I think, for the black box to be truly trust-less, it must be a `f: Blockchain -> Maybe DecryptionKey`. And then you can provide a specifically crafted blockchain to extract the key...


Such a program would certainly not be connecting to any network itself.



This is going to be a game changer when the first password manager implements a no third party time-lock as its recovery by trusted contact mechanism. Most of them just hold onto your password store public key encrypted for that contact, if they implement a trusted contact recovery at all.


Both time and location based encryption frequently appear as plot devices in fiction, but both are not really the subject of cryptography. At the core both of these simply require measurement of a physical quantity (position, time elapsed) to release some bits of information. This is something cryptography inherently can't do. You either end up changing the problem (unlocks not before X => unlocks after spending X amount of time computing) or relying on someone/somethey to proxy the measurement in a trustworthy manner to you (the blockchain-blackbox approach).

(You can't do "location based encryption" even if you bring your own trusted computing enviroment plus GNSS receiver, because GNSS emulators exist)


> location based encryption

Well, you can if the encryption key requires information that can only be collected from that location. The simplest example would be to put the encryption key on a piece of paper and tuck it under a rock. Now somebody has to reach that location in order to decrypt your message.

Time-based encryption is fundamentally different, since the sender can't travel into the future to lay unpredictable clues in advance.


This reminded me of dead drops: https://deaddrops.com/


> This is something cryptography inherently can't do. You either end up changing the problem (unlocks not before X => unlocks after spending X amount of time computing) or relying on someone/somethey to proxy the measurement in a trustworthy manner to you (the blockchain-blackbox approach).

If we were serious about timelocks, we'd just use trusted key-management services, i.e. the CAs. It would even be possible to use several, without placing total trust in any one of them.

Each CA would publish a huge set of public keys, each one associated with a date on which the corresponding private key will be published.

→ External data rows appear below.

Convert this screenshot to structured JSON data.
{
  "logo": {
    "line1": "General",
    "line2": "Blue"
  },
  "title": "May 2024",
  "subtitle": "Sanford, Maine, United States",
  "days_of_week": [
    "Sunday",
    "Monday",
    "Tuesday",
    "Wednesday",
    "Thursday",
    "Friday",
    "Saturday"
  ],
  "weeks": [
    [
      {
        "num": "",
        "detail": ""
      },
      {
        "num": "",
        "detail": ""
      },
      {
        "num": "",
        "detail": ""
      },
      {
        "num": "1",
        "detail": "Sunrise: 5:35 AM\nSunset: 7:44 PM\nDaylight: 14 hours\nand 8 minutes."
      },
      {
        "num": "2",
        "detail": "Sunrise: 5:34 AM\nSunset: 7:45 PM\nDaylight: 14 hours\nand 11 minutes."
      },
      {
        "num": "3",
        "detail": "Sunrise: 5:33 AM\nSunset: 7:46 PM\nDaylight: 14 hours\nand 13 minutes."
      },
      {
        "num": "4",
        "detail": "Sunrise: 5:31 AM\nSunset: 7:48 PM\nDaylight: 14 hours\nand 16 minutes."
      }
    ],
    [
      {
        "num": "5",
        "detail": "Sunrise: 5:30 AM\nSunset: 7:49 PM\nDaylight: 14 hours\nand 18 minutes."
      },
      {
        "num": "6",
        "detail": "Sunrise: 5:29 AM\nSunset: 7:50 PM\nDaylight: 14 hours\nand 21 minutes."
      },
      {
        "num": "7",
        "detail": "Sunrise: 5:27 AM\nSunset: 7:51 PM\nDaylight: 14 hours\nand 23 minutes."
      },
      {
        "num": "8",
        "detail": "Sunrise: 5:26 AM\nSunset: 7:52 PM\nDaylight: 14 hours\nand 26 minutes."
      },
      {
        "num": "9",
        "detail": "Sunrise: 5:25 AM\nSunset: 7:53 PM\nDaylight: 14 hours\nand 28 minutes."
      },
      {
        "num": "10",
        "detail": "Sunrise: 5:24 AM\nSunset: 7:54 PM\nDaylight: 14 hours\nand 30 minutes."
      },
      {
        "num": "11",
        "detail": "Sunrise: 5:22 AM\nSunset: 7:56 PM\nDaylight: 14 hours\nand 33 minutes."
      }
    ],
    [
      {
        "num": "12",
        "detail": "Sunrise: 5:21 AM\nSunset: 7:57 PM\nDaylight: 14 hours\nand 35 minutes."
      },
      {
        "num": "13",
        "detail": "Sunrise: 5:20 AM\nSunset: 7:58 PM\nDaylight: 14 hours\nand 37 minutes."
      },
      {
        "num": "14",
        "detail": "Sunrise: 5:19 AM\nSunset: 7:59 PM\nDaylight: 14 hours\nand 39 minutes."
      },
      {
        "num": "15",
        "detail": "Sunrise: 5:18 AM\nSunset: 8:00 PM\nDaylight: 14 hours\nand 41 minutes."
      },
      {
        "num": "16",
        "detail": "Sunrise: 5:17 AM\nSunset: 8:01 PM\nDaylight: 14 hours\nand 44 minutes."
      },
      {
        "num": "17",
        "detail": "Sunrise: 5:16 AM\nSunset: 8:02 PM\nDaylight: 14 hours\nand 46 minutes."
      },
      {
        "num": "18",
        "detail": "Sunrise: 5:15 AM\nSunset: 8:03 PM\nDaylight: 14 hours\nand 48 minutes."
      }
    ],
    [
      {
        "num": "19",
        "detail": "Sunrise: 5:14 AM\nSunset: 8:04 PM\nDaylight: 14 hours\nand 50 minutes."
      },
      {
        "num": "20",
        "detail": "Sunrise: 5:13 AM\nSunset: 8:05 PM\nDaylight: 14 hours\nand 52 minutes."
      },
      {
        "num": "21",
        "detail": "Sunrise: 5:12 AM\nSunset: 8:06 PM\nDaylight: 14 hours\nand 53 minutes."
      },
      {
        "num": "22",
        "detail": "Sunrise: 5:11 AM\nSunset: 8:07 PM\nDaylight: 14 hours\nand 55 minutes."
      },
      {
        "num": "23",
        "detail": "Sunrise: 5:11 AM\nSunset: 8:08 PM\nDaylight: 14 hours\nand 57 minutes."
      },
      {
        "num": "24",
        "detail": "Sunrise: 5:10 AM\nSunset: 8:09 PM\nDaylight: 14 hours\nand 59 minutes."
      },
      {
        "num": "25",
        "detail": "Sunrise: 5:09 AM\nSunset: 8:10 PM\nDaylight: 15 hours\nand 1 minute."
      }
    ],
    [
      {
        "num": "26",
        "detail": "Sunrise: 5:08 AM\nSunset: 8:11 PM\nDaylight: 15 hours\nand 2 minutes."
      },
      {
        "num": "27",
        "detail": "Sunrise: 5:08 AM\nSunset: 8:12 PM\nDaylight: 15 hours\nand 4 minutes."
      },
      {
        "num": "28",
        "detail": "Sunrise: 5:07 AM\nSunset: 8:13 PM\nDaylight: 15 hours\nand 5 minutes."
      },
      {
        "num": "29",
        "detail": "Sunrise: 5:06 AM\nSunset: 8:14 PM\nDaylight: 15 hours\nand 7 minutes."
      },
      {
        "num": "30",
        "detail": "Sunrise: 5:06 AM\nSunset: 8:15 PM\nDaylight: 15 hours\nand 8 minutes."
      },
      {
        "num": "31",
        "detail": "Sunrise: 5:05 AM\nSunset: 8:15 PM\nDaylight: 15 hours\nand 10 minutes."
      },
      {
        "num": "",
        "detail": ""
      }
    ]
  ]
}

We generate a symmetric crypto key, then encrypt our blob using it, then publish the resulting encrypted blob (withholding the key of course).

Now we 'split' the symmetric crypto key into c-many constituents (called shares), n-many of which are required to recover our symmetric crypto key, where c equals the number of CAs, and n is some number less than c, let's say, c/2. This is possible using Shamir's secret-sharing algorithm. [0]

Then we take the various CA's public keys for the desired date (so we have c-many public keys here). We encrypt each share with a different public key, and publish all the resulting encrypted shares. All this means that someone can only get our symmetric decryption key once n-many of the CAs have published their date-specific private-key.

The various CAs would not need to cooperate in any way for this scheme to work. Indeed, it would be ideal for the CAs to be highly diverse, minimally associated with each other, and in different countries.

Assumptions:

* We assume the crypto scheme that we originally used to encrypt the blob, doesn't get broken before the chosen date

* We assume the CAs don't all go bust, or lose the date-specific private keys, or otherwise fail to publish them at the proper date. We can adjust n to cope with some proportion of them failing.

* We assume the CAs can be trusted to ensure no premature release of date-specific private keys, whether deliberate or not. For this to be an issue, n-many of them would need to leak.

I think these assumptions are reasonable. The CAs are already making money on document-signing, to prove a document is no younger than claimed. I can't see a reason why there shouldn't already be a date-specific-key service like what I've described, but I don't know of any.